Despite last week’s heatwave that blanketed much of the Plains and Western Corn Belt, U.S. corn conditions were steady last week. USDA estimated that 64 percent of the crop was in good/excellent condition, which was above expectations and in-line with the five-year average rating. Concerns had been mounting that the U.S. would experience a hot, dry finish to the month of July that could negatively impact the corn crop as it passed through pollination. Those fears were relieved somewhat this week as the weather forecast shifted to feature more rains for the northern Plains and Corn Belt along with cooler temperatures in August. Notably, 37 percent of the crop was silking last week, down from the 5-year average of 48 percent while just 6 percent had entered the dough stage (versus 7 percent on average).
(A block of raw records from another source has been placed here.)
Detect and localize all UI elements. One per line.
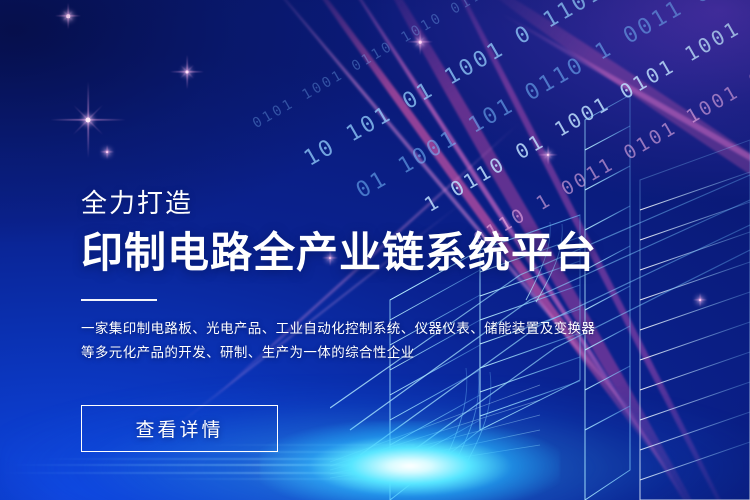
hero-divider	[81, 299, 157, 301]
hero-banner: 10 101 01 1001 0 1101 01 1001 1 0110 101…	[0, 0, 750, 500]
hero-description-line-1: 一家集印制电路板、光电产品、工业自动化控制系统、仪器仪表、储能装置及变换器	[81, 317, 641, 341]
hero-copy: 全力打造 印制电路全产业链系统平台 一家集印制电路板、光电产品、工业自动化控制系…	[81, 190, 641, 365]
hero-headline: 印制电路全产业链系统平台	[81, 230, 641, 275]
hero-description: 一家集印制电路板、光电产品、工业自动化控制系统、仪器仪表、储能装置及变换器 等多…	[81, 317, 641, 365]
view-details-button[interactable]: 查看详情	[81, 405, 278, 452]
hero-eyebrow: 全力打造	[81, 190, 641, 216]
hero-description-line-2: 等多元化产品的开发、研制、生产为一体的综合性企业	[81, 341, 641, 365]
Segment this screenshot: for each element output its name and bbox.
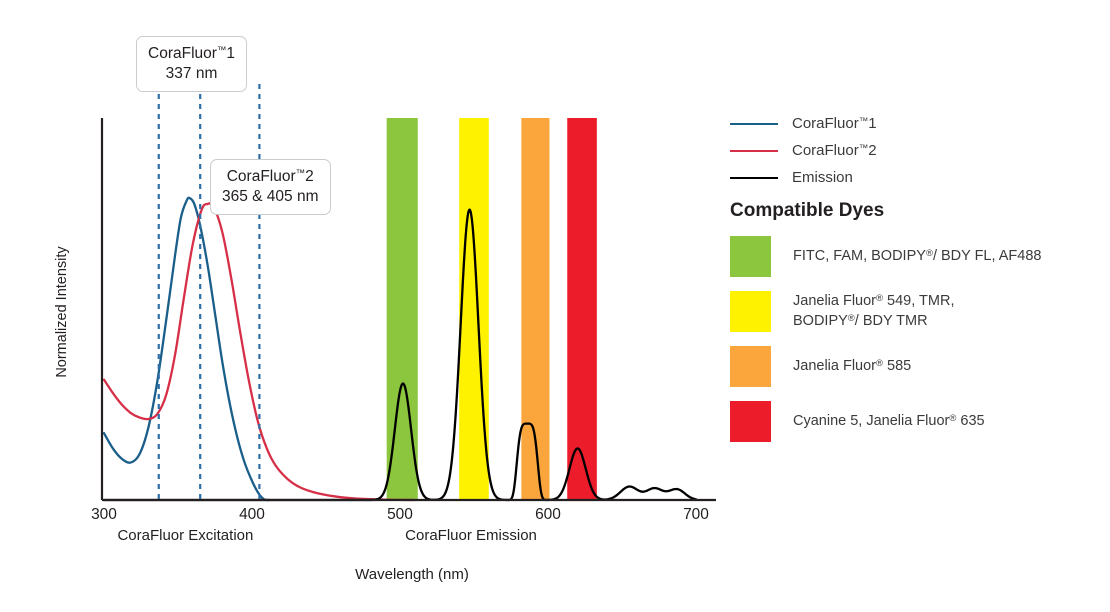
legend-label-tail: 2 [868, 142, 876, 159]
dye-color-swatch [730, 401, 771, 442]
registered-symbol: ® [949, 413, 956, 424]
region-label-excitation: CoraFluor Excitation [117, 527, 253, 544]
legend-line-swatch [730, 150, 778, 152]
dye-color-swatch [730, 291, 771, 332]
excitation-marker-lines [159, 84, 260, 500]
legend-item-label: CoraFluor™1 [792, 115, 877, 132]
dye-label-main: Cyanine 5, Janelia Fluor [793, 413, 949, 429]
legend-label-main: Emission [792, 169, 853, 186]
dye-item-2: Janelia Fluor® 549, TMR,BODIPY®/ BDY TMR [730, 291, 1105, 332]
x-tick-label-400: 400 [239, 506, 265, 524]
registered-symbol: ® [876, 358, 883, 369]
dye-item-1: FITC, FAM, BODIPY®/ BDY FL, AF488 [730, 236, 1105, 277]
trademark-symbol: ™ [859, 143, 869, 154]
legend-item-label: CoraFluor™2 [792, 142, 877, 159]
callout-2-line2: 365 & 405 nm [222, 187, 319, 207]
dye-item-label: Janelia Fluor® 549, TMR,BODIPY®/ BDY TMR [793, 292, 954, 331]
legend-label-main: CoraFluor [792, 142, 859, 159]
dye-label-tail: / BDY TMR [855, 313, 928, 329]
registered-symbol: ® [876, 293, 883, 304]
trademark-symbol: ™ [859, 116, 869, 127]
dye-label-main: FITC, FAM, BODIPY [793, 248, 926, 264]
dye-label-line: Cyanine 5, Janelia Fluor® 635 [793, 412, 985, 431]
callout-coraflour-2: CoraFluor™2 365 & 405 nm [210, 159, 331, 215]
compatible-dyes-title: Compatible Dyes [730, 200, 884, 222]
x-tick-label-600: 600 [535, 506, 561, 524]
legend-label-tail: 1 [868, 115, 876, 132]
registered-symbol: ® [926, 248, 933, 259]
dye-label-tail: 585 [883, 358, 911, 374]
dye-item-3: Janelia Fluor® 585 [730, 346, 1105, 387]
wavelength-bands [387, 118, 597, 500]
callout-2-line1: CoraFluor™2 [222, 167, 319, 187]
red-band [567, 118, 597, 500]
dye-label-line: BODIPY®/ BDY TMR [793, 312, 954, 331]
y-axis-title: Normalized Intensity [54, 246, 70, 377]
x-axis-title: Wavelength (nm) [355, 566, 469, 583]
legend-item-3: Emission [730, 164, 1100, 191]
callout-1-line1: CoraFluor™1 [148, 44, 235, 64]
legend-item-2: CoraFluor™2 [730, 137, 1100, 164]
dye-color-swatch [730, 346, 771, 387]
dye-label-tail: 635 [956, 413, 984, 429]
dye-color-swatch [730, 236, 771, 277]
dye-label-main: Janelia Fluor [793, 293, 876, 309]
legend-label-main: CoraFluor [792, 115, 859, 132]
excitation-curve [104, 198, 270, 500]
legend-item-label: Emission [792, 169, 853, 186]
dye-item-label: Janelia Fluor® 585 [793, 357, 911, 376]
registered-symbol: ® [848, 313, 855, 324]
fluorescence-spectra-figure: CoraFluor™1 337 nm CoraFluor™2 365 & 405… [0, 0, 1110, 612]
yellow-band [459, 118, 489, 500]
dye-label-line: Janelia Fluor® 549, TMR, [793, 292, 954, 311]
callout-coraflour-1: CoraFluor™1 337 nm [136, 36, 247, 92]
x-tick-label-300: 300 [91, 506, 117, 524]
compatible-dyes-list: FITC, FAM, BODIPY®/ BDY FL, AF488Janelia… [730, 236, 1105, 456]
series-legend: CoraFluor™1CoraFluor™2Emission [730, 110, 1100, 191]
dye-item-label: FITC, FAM, BODIPY®/ BDY FL, AF488 [793, 247, 1041, 266]
dye-item-4: Cyanine 5, Janelia Fluor® 635 [730, 401, 1105, 442]
dye-label-line: FITC, FAM, BODIPY®/ BDY FL, AF488 [793, 247, 1041, 266]
dye-label-main: Janelia Fluor [793, 358, 876, 374]
region-label-emission: CoraFluor Emission [405, 527, 537, 544]
legend-line-swatch [730, 177, 778, 179]
legend-line-swatch [730, 123, 778, 125]
dye-item-label: Cyanine 5, Janelia Fluor® 635 [793, 412, 985, 431]
dye-label-main: BODIPY [793, 313, 848, 329]
dye-label-tail: / BDY FL, AF488 [933, 248, 1042, 264]
x-tick-label-500: 500 [387, 506, 413, 524]
callout-1-line2: 337 nm [148, 64, 235, 84]
dye-label-tail: 549, TMR, [883, 293, 954, 309]
legend-item-1: CoraFluor™1 [730, 110, 1100, 137]
dye-label-line: Janelia Fluor® 585 [793, 357, 911, 376]
x-tick-label-700: 700 [683, 506, 709, 524]
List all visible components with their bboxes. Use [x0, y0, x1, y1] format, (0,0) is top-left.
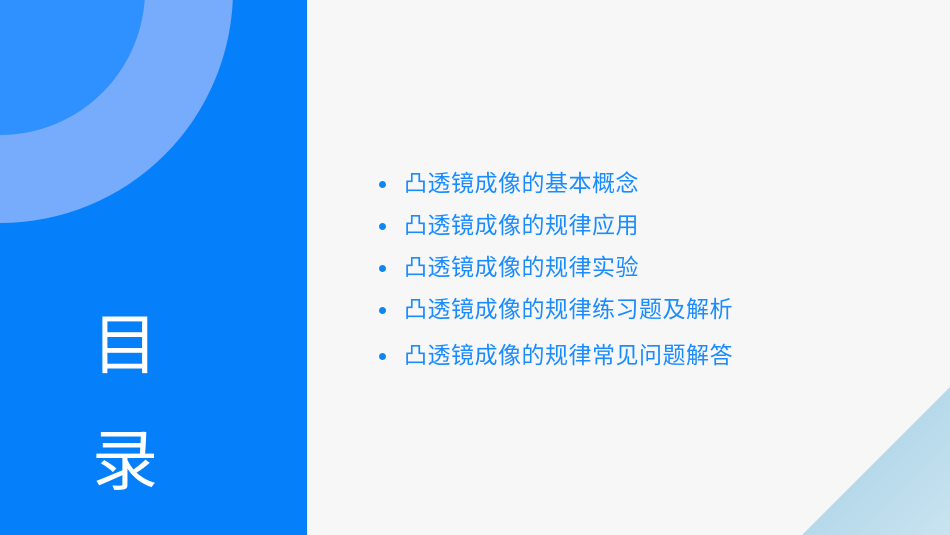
page-title-char-1: 目 [0, 288, 250, 404]
toc-item-label: 凸透镜成像的规律练习题及解析 [404, 296, 733, 324]
toc-item-label: 凸透镜成像的规律应用 [404, 212, 639, 240]
list-item[interactable]: 凸透镜成像的规律应用 [379, 205, 733, 247]
bullet-icon [379, 181, 386, 188]
table-of-contents-list: 凸透镜成像的基本概念 凸透镜成像的规律应用 凸透镜成像的规律实验 凸透镜成像的规… [379, 163, 733, 377]
list-item[interactable]: 凸透镜成像的规律常见问题解答 [379, 335, 733, 377]
corner-triangle-decoration [802, 387, 950, 535]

The fact that the U.S. crop is developing in good condition with trendline or better yields should be a reassurance to the global market, especially as production in the EU and Ukraine is threatened. Western Europe is grappling with a record-breaking heatwave that is threatening the continent’s corn crop as it passed through critical growth stages. USDA’s July WASDE anticipated Europe would produce a 68-MMT corn crop with a yield of 7.5 MT/ha, but that figure is increasingly in question. Similarly, Ukraine’s 25-MMT corn crop (down from 43 MMT produced in 2021) is also threatened by hot temperatures and the impacts of Russia’s invasion of the country. Ukraine was expected to export 9 MMT of corn in 2022/23 (down from 36.2 MMT last year), but the war’s impacts could prove that figure overly optimistic.
The U.S. export market is well into its seasonal shift whereby old crop (2021/22) export sales decline as new crop (2022/23 sales increase rapidly. USDA reported that net old crop sales last week totaled 33.9 KMT (down 43 percent week-over-week) but new crop sales were up 64 percent at 570,000 MT. Old crop exports, however, rose 21 percent and totaled 1.109 MMT as buyers took advantage of the break in futures prices. YTD 2021/22 bookings total 60.45 MMT, down 13 percent, while new crop bookings total 7.4 MMT, down 54 percent from last year’s historic pace but in-line with the five-year average rate.
From a technical standpoint, December corn futures attempted to test their 6 July low on Thursday, 21 July. The market, however, found sufficiently robust end-user buying interest and short-covering that it was unable to test that technical support point. The market has been unable to post a new low since early July, which could suggest a near-term bottom is forming. Funds now hold their smallest long position in late-July in the past 5 years at a time when the EU crop is suffering a heatwave and U.S. weather forecasts only recently turned favorable. End-users have also been active buyers on this week’s break in new crop futures, which is supporting the cash market and creating a more stable outlook for prices heading into fall.